Faktor lain yang menyebabkan suara PPP mengkerut adalah efek semakin mengecilnya pemilih ideologis partai. PPP disebut tidak bisa mendapatkan efek ekor jas dari calon presiden karena fenomena split-ticket voting yang tinggi berdasarkan exit poll Indikator di kalangan pemilih PPP.
Efek ekor jas atau pengaruh ekor jas adalah istilah umum yang merujuk pada hasil yang diraih suatu pihak dengan cara melibatkan tokoh penting atau tersohor, baik langsung maupun tidak langsung. Adapun split-ticket voting adalah fenomena dalam kontestasi elektoral akibat adanya bermacam pilihan. “Jadi banyak pemilih PPP yang memilih calon presiden tidak linier dengan pilihan partainya,” ujar Kennedy.
PSI beriklan secara jorjoran, tapi disebut belum berhasil meningkatkan perolehan suara. Sebab, menurut Kennedy, tingkat popularitas PSI masih rendah dan hanya terkonsentrasi di perkotaan. Mesin partai PSI juga terbilang masih terbatas dan kurang mengakar alias tidak mempunyai basis yang membuat partai tersebut kesulitan mencari suara untuk memenuhi ambang batas parlemen.
Strategi efek ekor jas melalui asosiasi dengan popularitas Jokowi juga kurang efektif karena banyak partai melakukan upaya yang sama. Selain PSI, kata Kennedy, partai seperti Gerindra, Golkar, dan PAN berusaha mengambil efek ekor jas dari Jokowi. “Sehingga efek Jokowi relatif tersebar cukup merata dalam pemilihan legislatif kali ini.”
Dihubungi secara terpisah, Direktur Eksekutif Indonesia Political Opinion Dedi Kurnia Syah mengatakan masalah utama partai gurem yang bertarung saat ini adalah simbol kekuatan tokoh elite yang berpengaruh terhadap pemilu serta kemampuan kapital mereka. “Pemilu kita membutuhkan biaya besar. Partai yang minim logistik bakal sulit melakukan promosi, propaganda, ataupun kampanye, sehingga sulit bagi mereka untuk lolos,” ujarnya. “Begitu juga ada partai dengan modal besar tapi tidak punya tokoh, sulit untuk lolos.”
Optimistis Lolos Ambang Batas
Menanggapi hal tersebut, Ketua Dewan Pimpinan Pusat PPP Syaifullah Tamliha optimistis partainya lolos ambang batas parlemen.

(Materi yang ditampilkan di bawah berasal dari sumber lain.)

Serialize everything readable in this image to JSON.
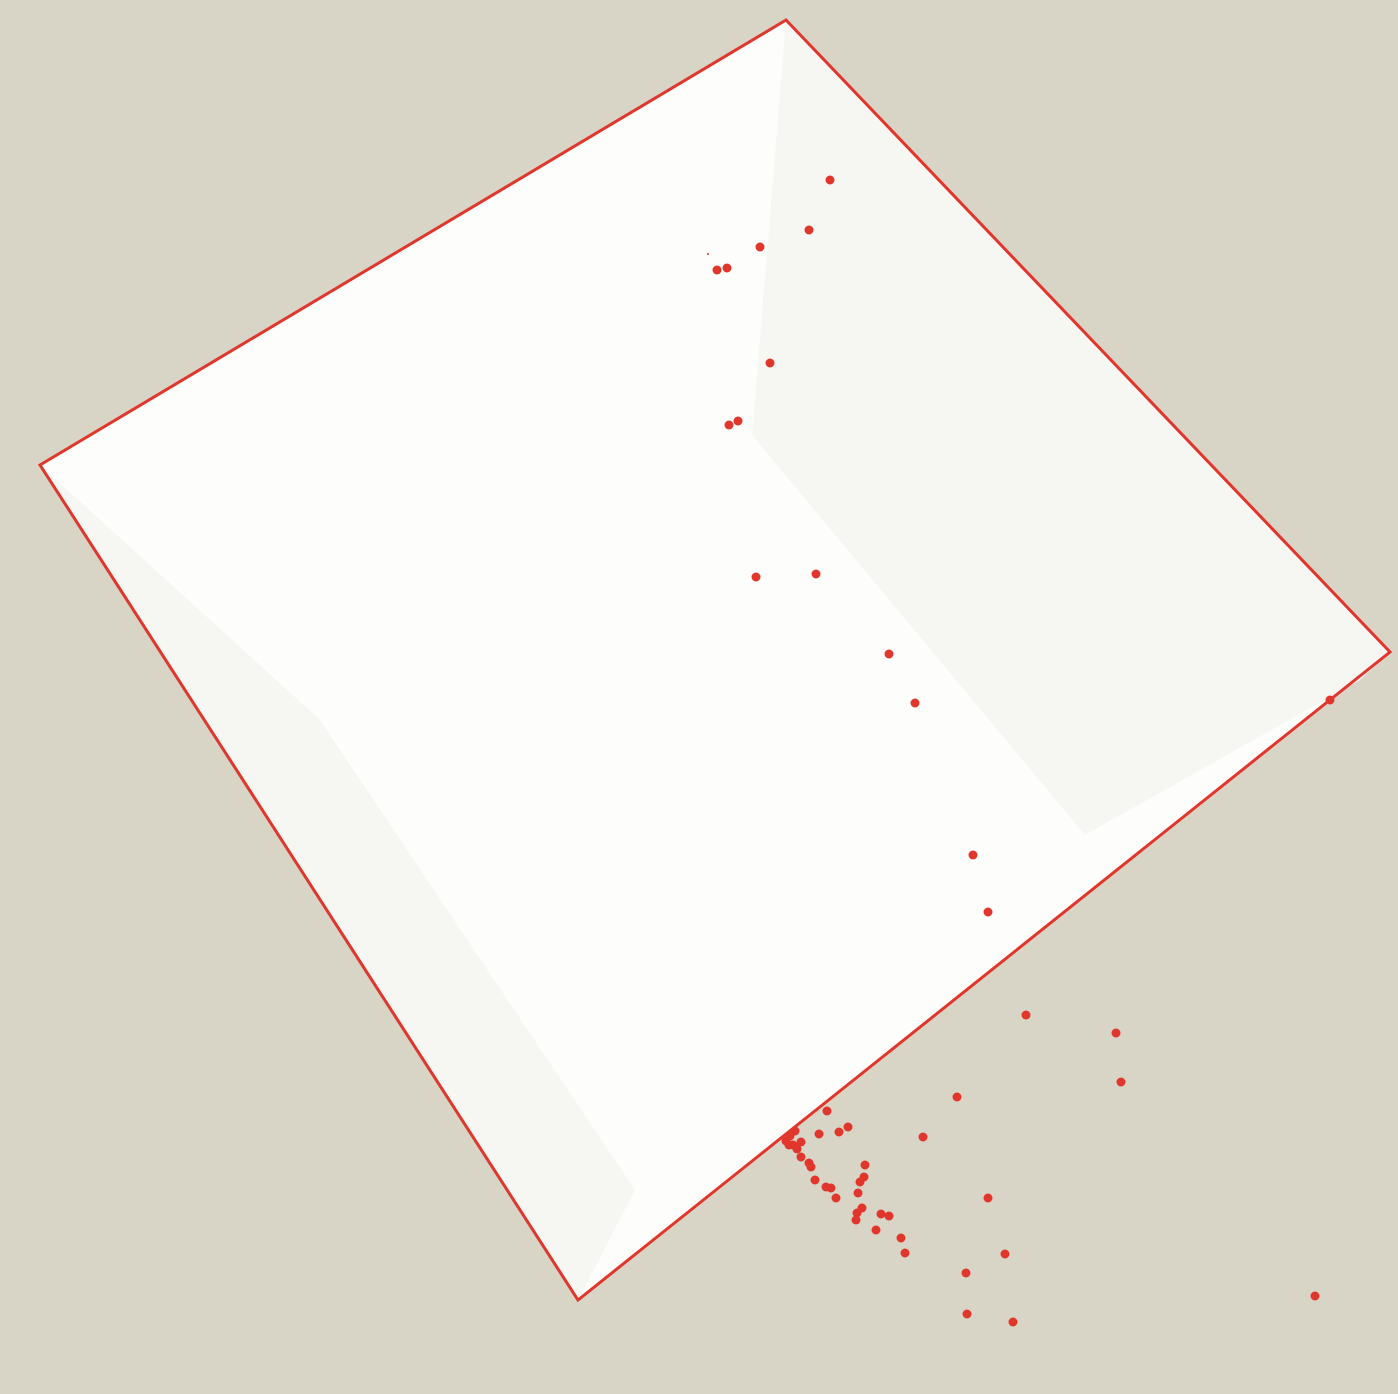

Menurut dia, sejak Pemilu 2019, PPP kerap menjadi langganan penggiringan opini sebagai partai yang tidak lolos ambang batas parlemen pada Pemilu 2024. Padahal hasil penghitungan internal, PPP melampaui ambang batas parlemen 4 persen. “Kami yakin PPP lolos,” katanya.
Simpatisan dan bakal calon legislatif dari Partai Persatuan Pembangunan (PPP) berjalan kaki saat pendaftaran bacaleg ke Komisi Pemilihan Umum (KPU) Kabupaten Jombang, Jawa Timur, 14 Mei 2023. ANTARA/Syaiful Arif
Meski begitu, Tamliha tidak menampik adanya potensi penurunan suara PPP dari pemilu ke pemilu. Salah satu sebabnya adalah konflik internal partai. Hal yang teranyar ialah diberhentikannya Suharso Monoarfa dari jabatan Ketua Umum PPP oleh Majelis Pertimbangan Partai. Kepemimpinan Suharso digantikan Ketua Majelis Pertimbangan PPP Muhammad Mardiono yang ditunjuk sebagai plt Ketua Umum.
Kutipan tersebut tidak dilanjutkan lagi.